Second, there are three scaling methods for level 1, and two scaling methods for level 2. If we use, for example,
Dear Dr. Asparouhov, For my first concern in the previous post, maybe I should put it in this way. You used PML estimator in Asparouhov (2005), in which only individual-level weight was used for a latent growth curve model. If I have a cross-sectional data set with individual as first level and school second level. And I have weights for both levels. If I would like to use PWIGLS to estimate my parameters in MPLUS, how to code them? Could you show me an example of this? How would it be different from MULTILEVEL PSEUDO-MAXIMUM LIKELIHOOD ESTIMATION (MPML) method (which was metioned in my second concern in the previous post) in codes?

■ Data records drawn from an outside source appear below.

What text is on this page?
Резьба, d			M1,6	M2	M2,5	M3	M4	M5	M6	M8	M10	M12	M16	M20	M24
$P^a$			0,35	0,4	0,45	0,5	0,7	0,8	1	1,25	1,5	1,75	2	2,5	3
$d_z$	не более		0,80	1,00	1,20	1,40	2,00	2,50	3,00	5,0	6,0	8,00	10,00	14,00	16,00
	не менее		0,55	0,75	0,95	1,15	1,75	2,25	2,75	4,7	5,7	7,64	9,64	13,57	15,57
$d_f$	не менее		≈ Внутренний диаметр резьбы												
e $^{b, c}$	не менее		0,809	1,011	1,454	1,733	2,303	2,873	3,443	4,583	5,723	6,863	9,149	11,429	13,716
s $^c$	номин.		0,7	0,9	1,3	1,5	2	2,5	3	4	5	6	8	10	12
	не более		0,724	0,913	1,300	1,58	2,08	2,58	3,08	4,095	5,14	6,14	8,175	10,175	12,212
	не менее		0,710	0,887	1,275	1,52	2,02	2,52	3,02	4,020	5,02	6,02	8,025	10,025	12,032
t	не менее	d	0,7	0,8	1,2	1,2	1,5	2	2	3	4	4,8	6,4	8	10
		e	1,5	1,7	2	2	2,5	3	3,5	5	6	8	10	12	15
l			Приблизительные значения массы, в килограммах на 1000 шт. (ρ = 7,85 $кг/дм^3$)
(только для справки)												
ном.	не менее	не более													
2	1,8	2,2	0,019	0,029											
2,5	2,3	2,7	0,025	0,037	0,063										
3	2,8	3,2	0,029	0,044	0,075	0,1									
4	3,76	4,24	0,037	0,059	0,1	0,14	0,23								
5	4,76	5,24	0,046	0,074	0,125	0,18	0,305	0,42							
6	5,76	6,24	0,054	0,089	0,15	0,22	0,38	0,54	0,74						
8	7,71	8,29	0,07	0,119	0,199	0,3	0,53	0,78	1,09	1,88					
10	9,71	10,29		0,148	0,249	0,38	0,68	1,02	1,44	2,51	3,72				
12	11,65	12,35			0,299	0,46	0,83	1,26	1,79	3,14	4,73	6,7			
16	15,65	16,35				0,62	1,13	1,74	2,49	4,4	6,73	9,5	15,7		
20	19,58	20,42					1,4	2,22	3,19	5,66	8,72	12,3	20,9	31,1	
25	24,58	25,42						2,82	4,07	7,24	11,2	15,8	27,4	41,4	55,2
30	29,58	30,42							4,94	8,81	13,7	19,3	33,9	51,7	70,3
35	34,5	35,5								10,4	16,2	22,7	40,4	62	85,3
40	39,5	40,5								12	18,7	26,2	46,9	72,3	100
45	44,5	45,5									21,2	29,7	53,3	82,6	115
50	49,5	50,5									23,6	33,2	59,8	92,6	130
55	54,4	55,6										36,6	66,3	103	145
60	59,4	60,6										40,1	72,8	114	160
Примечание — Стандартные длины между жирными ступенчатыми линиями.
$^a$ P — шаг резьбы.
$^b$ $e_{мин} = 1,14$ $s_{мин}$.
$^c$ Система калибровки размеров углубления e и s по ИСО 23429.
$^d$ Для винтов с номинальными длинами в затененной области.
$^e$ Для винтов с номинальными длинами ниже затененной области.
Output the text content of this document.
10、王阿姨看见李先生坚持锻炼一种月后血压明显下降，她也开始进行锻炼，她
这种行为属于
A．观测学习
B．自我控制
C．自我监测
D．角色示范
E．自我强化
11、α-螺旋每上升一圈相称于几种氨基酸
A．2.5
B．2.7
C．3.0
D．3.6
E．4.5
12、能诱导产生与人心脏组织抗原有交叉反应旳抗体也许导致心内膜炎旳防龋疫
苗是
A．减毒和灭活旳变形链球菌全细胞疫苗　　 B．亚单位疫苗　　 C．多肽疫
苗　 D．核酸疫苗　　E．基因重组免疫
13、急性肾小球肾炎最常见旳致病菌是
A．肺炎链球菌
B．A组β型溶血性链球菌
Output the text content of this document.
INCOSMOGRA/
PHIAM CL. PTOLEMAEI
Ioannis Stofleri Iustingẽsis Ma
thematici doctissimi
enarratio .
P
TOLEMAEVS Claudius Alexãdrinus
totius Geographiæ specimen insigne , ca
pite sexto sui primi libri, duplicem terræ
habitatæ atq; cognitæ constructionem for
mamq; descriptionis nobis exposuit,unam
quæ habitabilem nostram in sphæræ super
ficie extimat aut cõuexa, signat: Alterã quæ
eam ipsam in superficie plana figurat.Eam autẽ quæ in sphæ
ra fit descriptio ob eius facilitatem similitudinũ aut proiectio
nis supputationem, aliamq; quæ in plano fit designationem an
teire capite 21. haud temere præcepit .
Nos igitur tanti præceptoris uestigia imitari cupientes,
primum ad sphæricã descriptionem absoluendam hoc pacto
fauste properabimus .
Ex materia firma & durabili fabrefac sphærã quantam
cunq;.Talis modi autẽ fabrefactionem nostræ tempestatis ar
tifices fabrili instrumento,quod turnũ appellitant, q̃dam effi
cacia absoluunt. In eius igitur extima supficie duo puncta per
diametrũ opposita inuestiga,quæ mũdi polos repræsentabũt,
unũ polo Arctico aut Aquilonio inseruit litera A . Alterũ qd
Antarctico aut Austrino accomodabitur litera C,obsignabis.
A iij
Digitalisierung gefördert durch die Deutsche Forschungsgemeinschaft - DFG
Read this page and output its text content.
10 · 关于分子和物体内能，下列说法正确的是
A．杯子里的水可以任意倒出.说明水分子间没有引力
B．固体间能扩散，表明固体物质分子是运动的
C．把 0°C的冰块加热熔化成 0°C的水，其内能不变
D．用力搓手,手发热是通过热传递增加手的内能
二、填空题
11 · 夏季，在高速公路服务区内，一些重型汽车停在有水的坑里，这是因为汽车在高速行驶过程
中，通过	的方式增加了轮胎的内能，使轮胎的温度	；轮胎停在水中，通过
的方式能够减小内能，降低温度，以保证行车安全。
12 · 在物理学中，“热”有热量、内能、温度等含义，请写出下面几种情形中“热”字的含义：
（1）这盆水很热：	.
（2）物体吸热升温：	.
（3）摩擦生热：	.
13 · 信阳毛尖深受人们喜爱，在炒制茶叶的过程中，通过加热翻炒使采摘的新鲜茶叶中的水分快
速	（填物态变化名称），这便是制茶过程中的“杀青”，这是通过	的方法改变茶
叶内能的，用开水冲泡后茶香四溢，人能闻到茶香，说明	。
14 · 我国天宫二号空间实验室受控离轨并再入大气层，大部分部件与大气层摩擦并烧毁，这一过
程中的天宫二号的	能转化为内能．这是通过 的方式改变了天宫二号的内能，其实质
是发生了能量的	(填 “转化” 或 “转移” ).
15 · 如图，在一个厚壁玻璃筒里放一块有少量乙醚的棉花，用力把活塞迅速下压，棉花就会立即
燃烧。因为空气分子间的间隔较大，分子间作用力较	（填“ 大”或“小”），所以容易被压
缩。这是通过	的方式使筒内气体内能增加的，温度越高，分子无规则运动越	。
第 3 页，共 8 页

Thank you, Dr. Asparouhov. All I know is that we can use different scaling methods in both levels for MPML in MPlus. For PWIGLS, LISREL can handle it with scaling method B (Pfeffermann, 1998).Maybe WLwin can handle PWIGLS as well.
But my question is: can I use MPlus to run PWIGLS? If I can, could you show me the example?
I don't have anything new to add to what is in these papers. I will reiterate however that if you are being advised to pursue PWIGLS that is a poor advice in my point of view since we have documented that there are errors there. Mplus will probably never be implementing PWIGLS for two reasons: the errors we have found and the fact that it only applies to a much more limited number of models.
Dear Dr. Asparouhov, I have a question about how to evaluate the estimates. I know usually we may use relative bias, MSE, and coverage rate to evaluate the estimates if we have simulation data (thus we have true values of estimates). But if I just use empirical data, which method(s) can I use to evaluate the estimates (since I don't have population estimates)? Thank you in advance.